Statistically Robust Neural Network Classification
This work addresses robustness assessment for neural networks in scenarios with probabilistic corruptions, providing a complementary measure to adversarial metrics, but it is incremental as it builds on existing risk frameworks.
The paper tackles the problem of measuring robustness in neural networks when test-time perturbations are probabilistic rather than adversarial, by developing a statistically robust risk (SRR) framework. The result shows that SRR offers simpler estimation and training than adversarial risks, with theoretical and experimental evidence of superior generalization on high-dimensional datasets.

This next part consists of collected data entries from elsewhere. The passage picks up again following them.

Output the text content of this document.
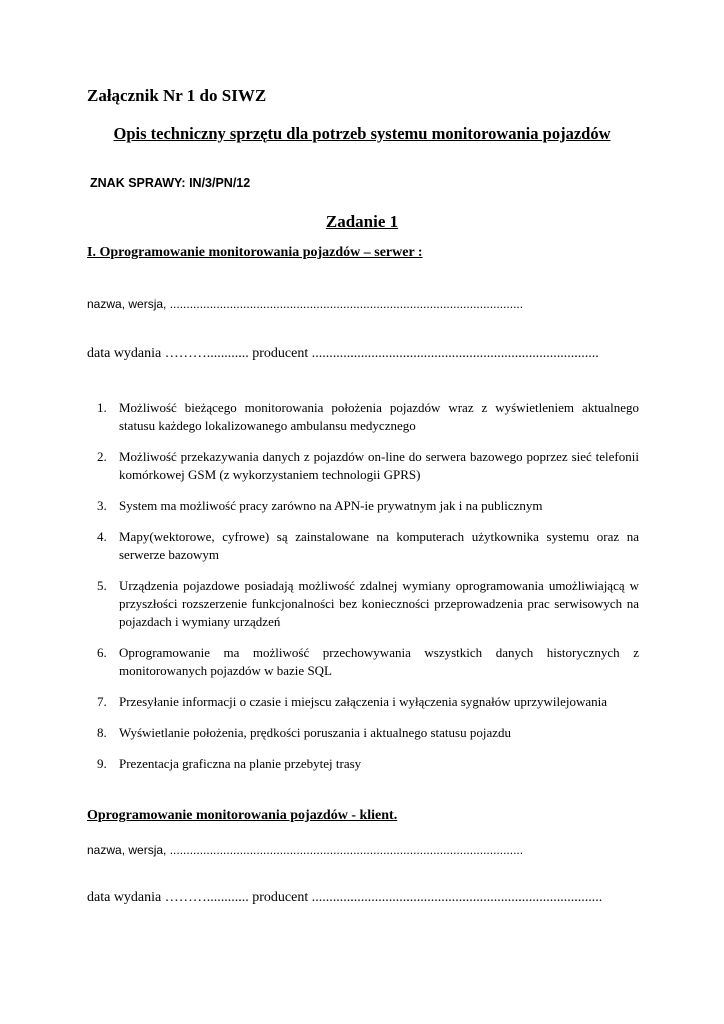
Załącznik Nr 1 do SIWZ
Opis techniczny sprzętu dla potrzeb systemu monitorowania pojazdów
ZNAK SPRAWY: IN/3/PN/12
Zadanie 1
I. Oprogramowanie monitorowania pojazdów – serwer :
nazwa, wersja, ..........................................................................................................
data wydania ………............ producent ..................................................................................
1. Możliwość bieżącego monitorowania położenia pojazdów wraz z wyświetleniem aktualnego statusu każdego lokalizowanego ambulansu medycznego
2. Możliwość przekazywania danych z pojazdów on-line do serwera bazowego poprzez sieć telefonii komórkowej GSM (z wykorzystaniem technologii GPRS)
3. System ma możliwość pracy zarówno na APN-ie prywatnym jak i na publicznym
4. Mapy(wektorowe, cyfrowe) są zainstalowane na komputerach użytkownika systemu oraz na serwerze bazowym
5. Urządzenia pojazdowe posiadają możliwość zdalnej wymiany oprogramowania umożliwiającą w przyszłości rozszerzenie funkcjonalności bez konieczności przeprowadzenia prac serwisowych na pojazdach i wymiany urządzeń
6. Oprogramowanie ma możliwość przechowywania wszystkich danych historycznych z monitorowanych pojazdów w bazie SQL
7. Przesyłanie informacji o czasie i miejscu załączenia i wyłączenia sygnałów uprzywilejowania
8. Wyświetlanie położenia, prędkości poruszania i aktualnego statusu pojazdu
9. Prezentacja graficzna na planie przebytej trasy
Oprogramowanie monitorowania pojazdów - klient.
nazwa, wersja, ..........................................................................................................
data wydania ………............ producent ...................................................................................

Despite their numerous successes, there are many scenarios where adversarial risk metrics do not provide an appropriate measure of robustness. For example, test-time perturbations may occur in a probabilistic manner rather than being generated by an explicit adversary, while the poor train--test generalization of adversarial metrics can limit their usage to simple problems. Motivated by this, we develop a probabilistic robust risk framework, the statistically robust risk (SRR), which considers pointwise corruption distributions, as opposed to worst-case adversaries. The SRR provides a distinct and complementary measure of robust performance, compared to natural and adversarial risk. We show that the SRR admits estimation and training schemes which are as simple and efficient as for the natural risk: these simply require noising the inputs, but with a principled derivation for exactly how and why this should be done. Furthermore, we demonstrate both theoretically and experimentally that it can provide superior generalization performance compared with adversarial risks, enabling application to high-dimensional datasets.